I expected better from Allstate. You should have a few of the statisticians on your payroll take the PR people and their management for a little talk. You've lost the confidence of many customers who might know a little science or math, and it's embarrassing to have a company 1. Give a statement in a press release about astrology and 2. Completely get the numbers wrong. I also expected more from the Tribune press--unfortunately it appears companies can just put advertising up for free, caged as PR, and the newspaper will call it a story straight.

Tuesday, January 25, 2011

Making Things Talk & Processing projects

I got Making Things Talk as a gift from a great friend of mine and I just ran two of the projects in the "Identification" chapter.

To start off, you install Processing, a free language for visualization. For me the download for Windows was here. It's a slightly different install process than usual; just make a directory like "C:\Program Files\processing-1.2.1" and dump the contents there, and make a shortcut to processing.exe somewhere convenient for you (or you will forget it's installed).

Then in order to do video things you first need to have quicktime installed; if you have iTunes then you've got quicktime.
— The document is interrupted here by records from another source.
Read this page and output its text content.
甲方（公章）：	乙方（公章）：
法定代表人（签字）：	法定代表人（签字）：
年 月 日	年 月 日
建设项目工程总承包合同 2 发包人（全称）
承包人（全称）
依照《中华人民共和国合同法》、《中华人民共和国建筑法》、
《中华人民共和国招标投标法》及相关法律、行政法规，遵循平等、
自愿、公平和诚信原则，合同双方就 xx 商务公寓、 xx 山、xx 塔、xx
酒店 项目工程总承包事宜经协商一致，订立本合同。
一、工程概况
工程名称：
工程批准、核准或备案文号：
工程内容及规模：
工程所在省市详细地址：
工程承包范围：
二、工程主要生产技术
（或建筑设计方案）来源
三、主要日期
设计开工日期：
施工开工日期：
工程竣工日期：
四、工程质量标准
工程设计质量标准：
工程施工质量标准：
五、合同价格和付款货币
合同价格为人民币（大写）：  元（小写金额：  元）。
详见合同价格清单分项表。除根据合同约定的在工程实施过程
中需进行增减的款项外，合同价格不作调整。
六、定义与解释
And, finally, you need a VDIG implementation; for Windows it is WinVDIG. Install version 1.01 from here.

The first project was finding a particular color in a webcam image, reading the color, then putting a pointer on that spot.

Hey it works! See the dot on my nose?
The screenshot misses the dynamic aspect of the little dot following you around.
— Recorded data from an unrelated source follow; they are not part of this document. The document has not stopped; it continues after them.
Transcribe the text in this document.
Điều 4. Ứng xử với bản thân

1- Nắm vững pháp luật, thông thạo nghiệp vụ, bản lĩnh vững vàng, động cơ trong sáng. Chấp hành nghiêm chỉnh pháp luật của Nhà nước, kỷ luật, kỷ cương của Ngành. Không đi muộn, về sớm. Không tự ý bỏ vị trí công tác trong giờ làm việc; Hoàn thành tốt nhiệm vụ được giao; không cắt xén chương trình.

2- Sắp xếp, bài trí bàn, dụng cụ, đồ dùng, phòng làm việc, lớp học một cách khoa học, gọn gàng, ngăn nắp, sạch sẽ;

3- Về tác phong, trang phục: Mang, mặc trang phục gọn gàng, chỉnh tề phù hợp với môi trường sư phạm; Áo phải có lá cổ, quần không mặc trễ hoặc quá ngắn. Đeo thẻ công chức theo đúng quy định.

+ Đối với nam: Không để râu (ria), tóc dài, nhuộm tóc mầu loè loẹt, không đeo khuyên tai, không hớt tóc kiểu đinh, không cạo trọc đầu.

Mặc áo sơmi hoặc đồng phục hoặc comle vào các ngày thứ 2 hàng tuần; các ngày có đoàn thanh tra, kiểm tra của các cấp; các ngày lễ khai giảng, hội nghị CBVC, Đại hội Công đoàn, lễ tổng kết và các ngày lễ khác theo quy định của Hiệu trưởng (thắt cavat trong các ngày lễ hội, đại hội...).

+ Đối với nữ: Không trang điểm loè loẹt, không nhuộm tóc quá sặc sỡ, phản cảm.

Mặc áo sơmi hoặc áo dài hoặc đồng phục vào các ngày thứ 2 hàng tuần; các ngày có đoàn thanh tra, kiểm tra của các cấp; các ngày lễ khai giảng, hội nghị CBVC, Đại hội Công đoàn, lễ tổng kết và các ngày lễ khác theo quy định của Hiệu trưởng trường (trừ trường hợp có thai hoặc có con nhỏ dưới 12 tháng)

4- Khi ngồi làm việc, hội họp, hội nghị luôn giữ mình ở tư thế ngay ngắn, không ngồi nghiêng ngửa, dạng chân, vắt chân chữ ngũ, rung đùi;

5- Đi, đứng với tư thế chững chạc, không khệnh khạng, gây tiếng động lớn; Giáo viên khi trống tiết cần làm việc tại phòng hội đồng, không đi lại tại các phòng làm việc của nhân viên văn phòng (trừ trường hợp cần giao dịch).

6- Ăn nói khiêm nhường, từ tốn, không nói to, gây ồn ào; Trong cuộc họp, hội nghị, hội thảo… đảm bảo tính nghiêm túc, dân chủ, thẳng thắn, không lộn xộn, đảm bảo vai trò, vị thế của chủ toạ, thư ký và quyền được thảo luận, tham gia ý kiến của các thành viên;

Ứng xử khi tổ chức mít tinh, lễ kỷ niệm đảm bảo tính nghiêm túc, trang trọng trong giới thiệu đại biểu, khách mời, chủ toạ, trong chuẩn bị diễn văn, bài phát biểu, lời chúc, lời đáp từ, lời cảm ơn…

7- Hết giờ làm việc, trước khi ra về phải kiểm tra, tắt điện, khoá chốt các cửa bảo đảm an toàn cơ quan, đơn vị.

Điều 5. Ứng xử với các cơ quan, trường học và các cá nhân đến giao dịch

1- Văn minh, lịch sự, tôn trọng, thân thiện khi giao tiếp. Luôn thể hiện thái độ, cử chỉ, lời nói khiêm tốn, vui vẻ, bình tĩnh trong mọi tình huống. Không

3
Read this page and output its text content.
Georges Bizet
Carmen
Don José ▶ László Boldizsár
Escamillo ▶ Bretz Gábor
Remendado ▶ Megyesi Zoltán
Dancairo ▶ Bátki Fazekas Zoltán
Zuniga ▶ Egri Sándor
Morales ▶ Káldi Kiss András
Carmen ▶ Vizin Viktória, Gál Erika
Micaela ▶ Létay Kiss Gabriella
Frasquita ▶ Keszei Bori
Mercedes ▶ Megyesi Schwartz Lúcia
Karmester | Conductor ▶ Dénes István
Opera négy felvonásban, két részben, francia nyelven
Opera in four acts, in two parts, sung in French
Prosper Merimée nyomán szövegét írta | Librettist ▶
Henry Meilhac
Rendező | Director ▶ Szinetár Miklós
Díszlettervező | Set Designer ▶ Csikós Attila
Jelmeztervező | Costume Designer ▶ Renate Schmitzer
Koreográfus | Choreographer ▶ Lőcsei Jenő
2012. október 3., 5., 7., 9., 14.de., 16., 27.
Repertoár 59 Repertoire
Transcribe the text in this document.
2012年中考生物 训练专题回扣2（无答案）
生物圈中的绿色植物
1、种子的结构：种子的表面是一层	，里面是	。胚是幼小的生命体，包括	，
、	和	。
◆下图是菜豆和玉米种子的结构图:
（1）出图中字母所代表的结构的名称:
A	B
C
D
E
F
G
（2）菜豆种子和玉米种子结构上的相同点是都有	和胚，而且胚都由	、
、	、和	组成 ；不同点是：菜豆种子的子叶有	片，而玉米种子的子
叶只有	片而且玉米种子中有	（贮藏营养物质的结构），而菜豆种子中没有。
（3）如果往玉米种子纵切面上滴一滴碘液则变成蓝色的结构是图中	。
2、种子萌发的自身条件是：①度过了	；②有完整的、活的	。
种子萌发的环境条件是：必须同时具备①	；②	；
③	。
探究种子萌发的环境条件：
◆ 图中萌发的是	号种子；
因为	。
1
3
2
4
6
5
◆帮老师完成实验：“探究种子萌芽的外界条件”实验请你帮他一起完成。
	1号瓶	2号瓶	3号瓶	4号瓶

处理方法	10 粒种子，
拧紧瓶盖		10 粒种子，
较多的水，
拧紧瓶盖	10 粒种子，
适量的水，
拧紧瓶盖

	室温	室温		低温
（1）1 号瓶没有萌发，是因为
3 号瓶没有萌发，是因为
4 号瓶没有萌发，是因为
The second project was using your imager to decode QR Codes--and ha ha, check out the sample from the book. Nice one, Tom Igoe.

Great stuff.

P.S. I just loaded the 'slitscan' example from the Processing examples. Ha!

Monday, January 10, 2011

Two new trends to keep an eye on in 2011 and beyond: 3D printing and Mobile Security

3D printing and mobile security are two big trends to watch.

The next big thing will be 3D printing. It's a hobbyist field right now, with rudimentary designs and machines, but it's going to get better. What happens when you can replicate any physical thing? That part that broke on your dishwasher, your bike, or that toy--you will just make (or buy from some third-party) a replacement. You won't buy the part from the manufacturer (even if you could). Those cheap things that break and then you throw out? Why would you if it could be easily fixed for next to nothing from a machine you had under your desk?
The best approach to this emerging market is to keep it open, free from patents and IP, and let it flourish. Many organizations and business interests will attempt to get a stranglehold on the emerging field, and it's important not to let that happen, lest they stifle the innovation an open field offers. The Internet would absolutely not be what it was if large corporations controlled it.
Dan's Data has an interesting post about the future of 3D printing.

Mobile Security needs to be addressed. We sat with cellular phones in a controlled world with little to worry about, as the oligarchy of carriers strongly restricted what could be run on their phones and networks. That worked at the cost of innovation. The new world of open platforms on the smartphone now means maliciousness is around the corner if the native OS isn't correctly applying security features like sandboxing. We need phones; we use them all the time, all day, and we need to be able to summon people in emergencies. We can't let them break because of bad security. We need to be able to prevent mass Denial-Of-Service, worm outbreaks, malicious breaking of phone security, and surveillance on these devices. And it's not just having the carrier control the phone; mobile security is also about You having control and not letting Them (whether they are a cracker or a malicious app or the Carrier) reading your data.

(While mobile security needs to be addressed as an emerging issue, that in no way reduces the disaster of the current free-for-all in web plug-in security holes).

UPDATE: for instance this finding of SMS messages that can kill nearly any phone.